From Fake Love to Real Dreams
Chapter 2
I clutched my phone, staring at the screen as another text from Damien lit up the display. The sixth one since morning.
*Please, Natalie. Let me explain. I'm coming over.*
A hollow laugh escaped my lips. Three days had passed since I'd left our penthouse—our supposed home—and now he wanted to talk? I tossed the phone onto the worn couch in my parents' living room, the same couch Damien had always refused to sit on during our rare visits here.
"You okay, sweetheart?" My mother appeared in the doorway, her hands still damp from washing dishes, concern etching deeper lines around her eyes.
"He's coming here," I said, feeling both dread and a strange, unfamiliar strength. "Damien."
She nodded, understanding without words. "Do you want your father and brother to stay?"
"No." I straightened my shoulders. "I need to do this myself."
An hour later, the rumble of Damien's Maserati disturbed the quiet of our neighborhood. Through the window, I watched him emerge, looking oddly out of place among the modest homes with his tailored suit and Italian leather shoes. He carried an ostentatious bouquet of roses and a small gift bag from Cartier.
The doorbell rang. I took a deep breath and opened it.
"Natalie." His voice was soft, conciliatory—the voice he used to close business deals. "You look lovely."
I didn't invite him in. "What do you want, Damien?"
"To fix this misunderstanding." He thrust the flowers toward me. I didn't take them. "May I come in?"
Reluctantly, I stepped aside. His eyes swept across our living room—the family photos, the secondhand furniture, the stack of recycling trade magazines on the coffee table—with barely concealed disdain.
"I know you're upset," he began, setting the flowers on the side table. "There was a mix-up with your gift."
"A mix-up," I repeated flatly.
"Yes." He reached into the gift bag and pulled out a gleaming diamond tennis bracelet. "This is what I intended to give you. The other was... an unfortunate error."
I stared at the bracelet sparkling in his palm. Once, that gesture would have melted me, made me forgive anything. Now it only deepened my anger.
"An error," I said slowly. "Like accidentally calling me Ryleigh in bed? Or spending three million dollars on a painting for her while giving me costume jewelry?"
His face hardened, the mask of contrition slipping. "You went through my financial records?"
"I went looking for the truth."
"The painting was an investment," he said dismissively. "Ryleigh's work is appreciating. It's business."
"Is that what you call sleeping with her too? Business?"
His jaw tightened. "You're being irrational. Put on the bracelet, come home, and we can discuss this like adults."
"No." The word came out stronger than I expected. "I'm filing for divorce."
Damien's expression darkened. "Don't be ridiculous. Over a bracelet?"
"It was never about the bracelet, Damien.
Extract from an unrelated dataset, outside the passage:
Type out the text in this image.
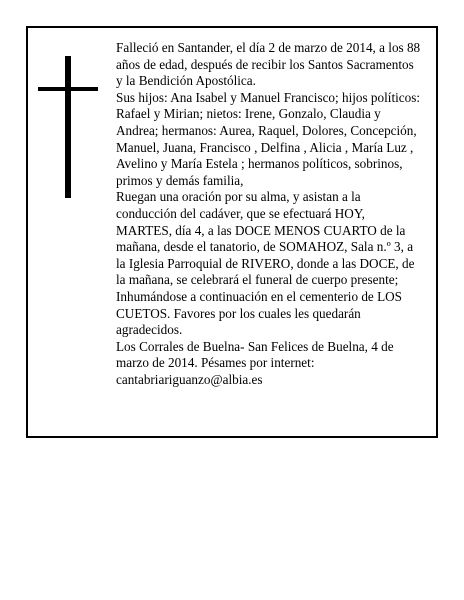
Falleció en Santander, el día 2 de marzo de 2014, a los 88 años de edad, después de recibir los Santos Sacramentos y la Bendición Apostólica.

Sus hijos: Ana Isabel y Manuel Francisco; hijos políticos: Rafael y Mirian; nietos: Irene, Gonzalo, Claudia y Andrea; hermanos: Aurea, Raquel, Dolores, Concepción, Manuel, Juana, Francisco , Delfina , Alicia , María Luz , Avelino y María Estela ; hermanos políticos, sobrinos, primos y demás familia,

Ruegan una oración por su alma, y asistan a la conducción del cadáver, que se efectuará HOY, MARTES, día 4, a las DOCE MENOS CUARTO de la mañana, desde el tanatorio, de SOMAHOZ, Sala n.º 3, a la Iglesia Parroquial de RIVERO, donde a las DOCE, de la mañana, se celebrará el funeral de cuerpo presente; Inhumándose a continuación en el cementerio de LOS CUETOS. Favores por los cuales les quedarán agradecidos.

Los Corrales de Buelna- San Felices de Buelna, 4 de marzo de 2014. Pésames por internet: cantabriariguanzo@albia.es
It was about what it represented—how little you think of me, how little effort you put into our marriage while lavishing attention elsewhere."
"You're making a mistake," he warned, his voice dropping dangerously. "You signed a prenup. You'll get nothing."
I smiled then, surprising myself with how calm I felt. "Actually, I didn't."
His face paled. "What?"
"You were so eager to marry me five years ago that when I hesitated about the prenup, you said we'd deal with it later. We never did."
His composure cracked completely. "You conniving little—"
"Get out," I said quietly. "My lawyer will contact yours."
Two weeks later, I sat across from Damien and his attorney in the sterile conference room of a downtown law office. Elena Martinez, my newly hired divorce attorney, placed a reassuring hand on my arm as Damien's lawyer slid a document across the table.
"My client is willing to be generous," the silver-haired man said smoothly. "Mrs. Lopez can keep her personal belongings and receive a one-time payment of fifty thousand dollars, provided she waives all other claims to marital assets and signs this agreement today."
I looked at the paper, then at Damien's smug face. He thought I would crumble, that I would take the scraps he offered rather than fight.
Elena spoke before I could. "My client rejects this offer entirely. As there was no prenuptial agreement, Mrs. Wright—she'll be reverting to her maiden name—is entitled to half of all assets acquired during the marriage."
Damien's face contorted with rage. "This is extortion!"
"This is the law," Elena replied calmly. "And we're prepared to go to court if necessary."
As we left the meeting, I felt lighter than I had in years. That evening, I found myself sitting at my old desk in my childhood bedroom, pencil in hand, sketching designs for the first time in half a decade. The lines flowed naturally—industrial spaces, large-scale renovations, the kinds of projects I'd abandoned when Damien suggested my career was unnecessary.
My fingers moved across the paper with growing confidence, sketching the bones of something enormous—a decommissioned aircraft carrier transformed into something beautiful and functional. With each stroke of my pencil, I reclaimed a piece of myself that I'd surrendered long ago.